My preconceived notions stem from the fact that I'm a fan of Kristen Wiig.  I think she's a smart and clever actress, and I'll watch a Ghostbusters movie that has her in a leading role.  I'm also a fan of the woman-centric narrative (Nancy Drew will always be better than the Hardy Boys).  And I've enjoyed just about everything director Paul Feig has done.

And the movie is good.  Not great.  Not awful.  Just good. 

I think I had a little trouble during the first third of the film, because a couple weeks ago, my buddy John wanted me to match up the characters from the new movie to the old one (who was Ray, Egon, etc), and as I watched the movie, I realized there were no real analogs to the original characters.  For better or worse (and in my opinion, better), this is a completely new take on the idea of what it means to be a Ghostbuster.  It's not a remake.  It's a new film, with new characters based on the same concept.  Obviously there are going to be some callbacks to the previous film (stay all the way to the end past the credits), but this movie is its own creature. 

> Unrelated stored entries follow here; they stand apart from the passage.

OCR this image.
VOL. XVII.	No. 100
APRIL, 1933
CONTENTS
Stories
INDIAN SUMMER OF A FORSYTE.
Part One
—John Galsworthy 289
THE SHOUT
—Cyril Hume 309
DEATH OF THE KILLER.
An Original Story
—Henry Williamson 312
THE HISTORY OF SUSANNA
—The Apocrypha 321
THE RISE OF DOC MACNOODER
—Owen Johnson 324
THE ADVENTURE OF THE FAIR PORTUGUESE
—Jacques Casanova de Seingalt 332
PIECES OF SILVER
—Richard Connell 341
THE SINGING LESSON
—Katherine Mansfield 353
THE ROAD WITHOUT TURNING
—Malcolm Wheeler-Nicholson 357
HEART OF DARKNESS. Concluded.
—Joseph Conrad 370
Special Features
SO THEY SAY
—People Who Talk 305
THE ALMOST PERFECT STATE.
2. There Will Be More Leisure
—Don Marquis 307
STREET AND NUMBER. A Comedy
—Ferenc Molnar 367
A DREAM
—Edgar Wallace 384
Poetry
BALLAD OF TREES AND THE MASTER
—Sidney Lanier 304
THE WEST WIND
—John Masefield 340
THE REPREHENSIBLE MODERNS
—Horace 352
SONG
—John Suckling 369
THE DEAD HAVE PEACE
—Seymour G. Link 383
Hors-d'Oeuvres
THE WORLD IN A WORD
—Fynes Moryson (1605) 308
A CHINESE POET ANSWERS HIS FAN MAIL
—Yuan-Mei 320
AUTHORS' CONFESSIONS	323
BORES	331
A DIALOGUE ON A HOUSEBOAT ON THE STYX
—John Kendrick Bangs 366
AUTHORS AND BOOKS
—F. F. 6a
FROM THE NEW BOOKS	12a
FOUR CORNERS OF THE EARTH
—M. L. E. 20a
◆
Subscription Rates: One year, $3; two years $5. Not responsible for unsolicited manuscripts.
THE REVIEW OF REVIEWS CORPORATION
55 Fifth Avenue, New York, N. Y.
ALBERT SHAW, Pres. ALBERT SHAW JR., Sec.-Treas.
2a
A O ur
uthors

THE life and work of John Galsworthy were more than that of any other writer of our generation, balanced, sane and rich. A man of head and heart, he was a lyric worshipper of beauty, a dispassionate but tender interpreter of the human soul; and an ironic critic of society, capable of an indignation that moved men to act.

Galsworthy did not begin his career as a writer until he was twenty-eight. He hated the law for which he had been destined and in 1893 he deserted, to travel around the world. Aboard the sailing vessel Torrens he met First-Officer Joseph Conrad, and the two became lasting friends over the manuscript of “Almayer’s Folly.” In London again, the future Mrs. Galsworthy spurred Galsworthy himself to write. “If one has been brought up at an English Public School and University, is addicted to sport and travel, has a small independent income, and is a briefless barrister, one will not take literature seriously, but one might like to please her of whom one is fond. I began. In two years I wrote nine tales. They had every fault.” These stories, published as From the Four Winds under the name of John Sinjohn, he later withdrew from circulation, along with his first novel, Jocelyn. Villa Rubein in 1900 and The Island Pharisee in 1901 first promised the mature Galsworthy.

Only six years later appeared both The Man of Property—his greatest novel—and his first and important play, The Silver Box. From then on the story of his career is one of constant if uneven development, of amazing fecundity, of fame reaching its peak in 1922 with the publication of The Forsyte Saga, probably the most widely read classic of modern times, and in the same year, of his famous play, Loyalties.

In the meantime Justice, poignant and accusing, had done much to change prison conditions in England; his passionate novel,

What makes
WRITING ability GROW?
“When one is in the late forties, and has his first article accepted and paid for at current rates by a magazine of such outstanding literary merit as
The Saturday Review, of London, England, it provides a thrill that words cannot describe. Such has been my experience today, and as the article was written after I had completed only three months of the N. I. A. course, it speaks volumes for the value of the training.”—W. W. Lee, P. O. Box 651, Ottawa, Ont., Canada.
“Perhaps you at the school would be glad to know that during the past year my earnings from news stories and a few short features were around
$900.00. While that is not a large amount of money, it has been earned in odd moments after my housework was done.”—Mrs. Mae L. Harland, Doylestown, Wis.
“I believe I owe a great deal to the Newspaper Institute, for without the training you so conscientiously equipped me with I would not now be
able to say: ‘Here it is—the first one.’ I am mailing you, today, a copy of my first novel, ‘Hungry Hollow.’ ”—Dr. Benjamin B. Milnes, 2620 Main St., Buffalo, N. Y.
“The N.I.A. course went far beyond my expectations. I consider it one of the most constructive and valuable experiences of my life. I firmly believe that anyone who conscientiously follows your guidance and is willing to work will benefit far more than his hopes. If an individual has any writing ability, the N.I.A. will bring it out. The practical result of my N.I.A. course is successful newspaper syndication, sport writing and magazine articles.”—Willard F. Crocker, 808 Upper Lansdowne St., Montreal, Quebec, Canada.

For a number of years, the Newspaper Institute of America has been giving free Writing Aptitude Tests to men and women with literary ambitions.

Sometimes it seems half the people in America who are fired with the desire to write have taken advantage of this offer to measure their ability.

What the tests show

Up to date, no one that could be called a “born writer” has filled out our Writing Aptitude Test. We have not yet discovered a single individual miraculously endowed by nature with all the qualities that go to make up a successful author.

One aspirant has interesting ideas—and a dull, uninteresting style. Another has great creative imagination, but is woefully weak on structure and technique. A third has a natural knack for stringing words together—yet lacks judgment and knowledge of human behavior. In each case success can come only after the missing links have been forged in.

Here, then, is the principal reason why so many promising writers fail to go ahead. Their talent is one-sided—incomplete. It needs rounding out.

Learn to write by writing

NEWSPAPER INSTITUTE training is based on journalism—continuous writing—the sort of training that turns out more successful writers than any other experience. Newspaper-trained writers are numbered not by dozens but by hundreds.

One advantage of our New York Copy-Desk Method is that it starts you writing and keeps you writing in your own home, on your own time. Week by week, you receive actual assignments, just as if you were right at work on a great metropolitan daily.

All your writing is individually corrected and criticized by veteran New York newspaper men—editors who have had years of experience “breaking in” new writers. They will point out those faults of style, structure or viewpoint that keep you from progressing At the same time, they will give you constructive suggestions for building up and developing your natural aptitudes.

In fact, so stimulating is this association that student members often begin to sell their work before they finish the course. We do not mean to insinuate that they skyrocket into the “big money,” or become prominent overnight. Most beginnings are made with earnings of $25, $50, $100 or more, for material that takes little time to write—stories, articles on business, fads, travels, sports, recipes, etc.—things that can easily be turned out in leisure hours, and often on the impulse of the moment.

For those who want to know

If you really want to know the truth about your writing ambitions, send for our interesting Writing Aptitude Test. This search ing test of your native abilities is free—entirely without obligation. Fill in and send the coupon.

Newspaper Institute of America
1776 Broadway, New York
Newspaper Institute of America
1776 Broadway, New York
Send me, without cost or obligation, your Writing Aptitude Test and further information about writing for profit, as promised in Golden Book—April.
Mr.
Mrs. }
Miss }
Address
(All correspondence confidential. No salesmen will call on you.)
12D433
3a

Plot - Well, the plot is similar to the original in the setting up of the concept.  Where it differs is in why the ghosts are active.  There's an outside force actively making things happen.  And since this is the era of easy to make computer effects, there's a mother of a blowout at the end. 

Say what you will about the actresses in the film, but they run the gamut of emotions and energy.  We're not talking too deep or anything, but the camaraderie that the women share is the glue of the film. 

I realize Melissa McCarthy might not be everyone's cup of tea, but she very nicely underplays her role as team leader Abby.  Wiig is solid throughout, although giving her character a bit more strength would have gone a long way.  Leslie Jones' Patty is quite good at giving us the every(wo)man point of view.  And then there's Kate McKinnon's Julian.  She makes the weapons, she's got a wonderfully twisted worldview, and I wanted to like her character so, so much more than I actually did.  It's not bad.  It just seems a little... too twee.  And I'm not sure where the fault lies.  I think it's a combo between the script and interpretation.

Honestly, I was hoping that the movie would be a little funnier.  When it gets the laughs right, it gets them right (Slimer is a real treat).  But there's a lot of "just okay" and I don't know if that'll be enough.  But the action sequences are pretty spot on.  The prelude to the final battle  is a rousing scene with some solid character bits.

So, a bit of a mixed bag for me.  I might actually enjoy it more once I can focus on these ladies as their own characters.  But the cameos - pretty great.

Somewhere in the **1/2 to *** range

1 comment:

  1. It hit satellite TV here in the UK last weekend so we watched it on Saturday night, having missed it in the cinema. I'm broadly in agreement with you. It's alright.

    The original also has it's place in my heart, but I was expecting something different and that's what it was. The plot was OK, the villain was very anonymous, the cast are bright and intelligent.

    What it wasn't was actually funny, or memorable. There's nothing iconic in it, and whatever Paul Feig's talents are as a director of actors and female ensembles, he doesn't manage to hit more than one or two arresting images all through the film - the freezing of the police/army guys in a dance formation being the only shot that has stayed with me. Likewise there's no gags, some reasonable character comedy but nothing that even gets close to "Listen! Do you smell something?"

    On the visuals, I can see that with the advances in CGI it's a lot easier to create realistic ghosts, but they lack character - most are just wraiths with glowing eyes. The restrictions of 80's special effects I think forced the original to a) frame it's shots better and b) make the spooks feel more 'there'.

    Also, and I know I'm falling for marketing up to a point, but if you're going to make a big deal about busting sterotypes by having female ghostbusters, why then make the only person of colour the only one who isn't a scientist?

    So all in all a decent try, glad they didn't try a poe-faced 'gritty' reboot, but a bit half-baked.